Thanks. "Nineties-style C++" was actually the third prejudice I had
against it.

/Jorgen
 
K

Kai-Uwe Bux

Jorgen said:
Thanks. "Nineties-style C++" was actually the third prejudice I had
against it.

Just curious: what are the main characteristics of "nineties-style C++"?


Best,

Kai-Uwe Bux
 
Ö

Öö Tiib

Just curious: what are the main characteristics of "nineties-style C++"?


Style like of all C++ frameworks that work. Low usage of namespaces
and so there are prefixes ("old fashioned"), low usage of templates
("invasive"), remarkable usage of preprocessor ("legacy") or code-
generating tools (again all the bad names).

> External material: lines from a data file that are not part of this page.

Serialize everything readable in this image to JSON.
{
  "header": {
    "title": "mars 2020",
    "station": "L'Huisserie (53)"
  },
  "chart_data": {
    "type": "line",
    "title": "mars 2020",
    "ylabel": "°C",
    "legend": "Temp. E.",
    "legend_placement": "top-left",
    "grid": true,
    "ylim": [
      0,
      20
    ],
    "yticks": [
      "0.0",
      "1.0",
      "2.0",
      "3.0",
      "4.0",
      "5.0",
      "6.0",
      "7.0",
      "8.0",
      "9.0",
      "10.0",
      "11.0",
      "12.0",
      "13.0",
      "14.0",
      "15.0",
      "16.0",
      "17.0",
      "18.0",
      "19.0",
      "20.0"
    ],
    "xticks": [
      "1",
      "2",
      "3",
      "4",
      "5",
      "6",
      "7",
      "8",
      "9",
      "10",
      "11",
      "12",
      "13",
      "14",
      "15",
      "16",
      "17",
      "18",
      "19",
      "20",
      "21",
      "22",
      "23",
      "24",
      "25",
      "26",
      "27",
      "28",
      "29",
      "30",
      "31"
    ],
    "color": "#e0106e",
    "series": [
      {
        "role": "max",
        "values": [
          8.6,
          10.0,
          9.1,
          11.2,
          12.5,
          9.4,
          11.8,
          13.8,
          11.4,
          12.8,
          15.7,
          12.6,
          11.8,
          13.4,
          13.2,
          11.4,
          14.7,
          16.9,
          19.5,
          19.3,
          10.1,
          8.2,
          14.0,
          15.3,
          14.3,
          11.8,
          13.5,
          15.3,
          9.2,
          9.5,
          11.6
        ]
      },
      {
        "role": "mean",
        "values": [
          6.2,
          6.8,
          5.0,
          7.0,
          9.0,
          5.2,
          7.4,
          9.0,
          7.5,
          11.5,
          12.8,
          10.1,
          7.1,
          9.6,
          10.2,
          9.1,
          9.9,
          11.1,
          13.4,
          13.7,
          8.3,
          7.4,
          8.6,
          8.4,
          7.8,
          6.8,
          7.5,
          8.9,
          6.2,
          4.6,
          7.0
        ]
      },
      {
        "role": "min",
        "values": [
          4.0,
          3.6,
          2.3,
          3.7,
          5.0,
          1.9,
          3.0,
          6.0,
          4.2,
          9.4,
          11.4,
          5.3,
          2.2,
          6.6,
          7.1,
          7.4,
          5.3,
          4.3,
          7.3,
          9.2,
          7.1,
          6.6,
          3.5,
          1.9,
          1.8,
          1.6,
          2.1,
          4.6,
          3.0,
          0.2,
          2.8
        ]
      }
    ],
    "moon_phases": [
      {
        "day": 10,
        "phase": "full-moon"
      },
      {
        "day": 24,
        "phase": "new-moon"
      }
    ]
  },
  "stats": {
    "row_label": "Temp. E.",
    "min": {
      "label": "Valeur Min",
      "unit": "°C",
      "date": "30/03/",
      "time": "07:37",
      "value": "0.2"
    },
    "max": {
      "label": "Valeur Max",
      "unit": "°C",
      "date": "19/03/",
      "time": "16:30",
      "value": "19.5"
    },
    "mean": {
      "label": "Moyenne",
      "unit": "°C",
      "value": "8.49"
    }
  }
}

Large and wide framework because reliable and portable standard
library is assumed to be missing. So most bricks (these things are
made of) are present in framework. Significant part of these bricks
are reinvented for supporting concurrency and interprocess
communication. Concurrency is OTW into C++ language two decades after
it was needed so no wonder. Likewise boost defines its own containers
and smart pointers for networking.

I suggested ACE as one of several available and working alternatives
to raw chewing of C socket API or the like that Ian Collins described
like main reason why his C++ code is pile of unmaintainable
'(sockaddr*)&s_addr' crap. I nowhere said that ACE is single available
shiny and modern way out of it.
 
J

Jorgen Grahn

Just curious: what are the main characteristics of "nineties-style C++"?

It's not as if I have a formal definition, but to me it's roughly:

- heavy use of inheritance, little use of templates
- heavy use of raw pointers and heap allocation
- much attention to the big, heavy objects, not enough
attention to the small, shortlived "concrete classes"
- not compatible with the STL

Once again, I don't know anything about ACE myself.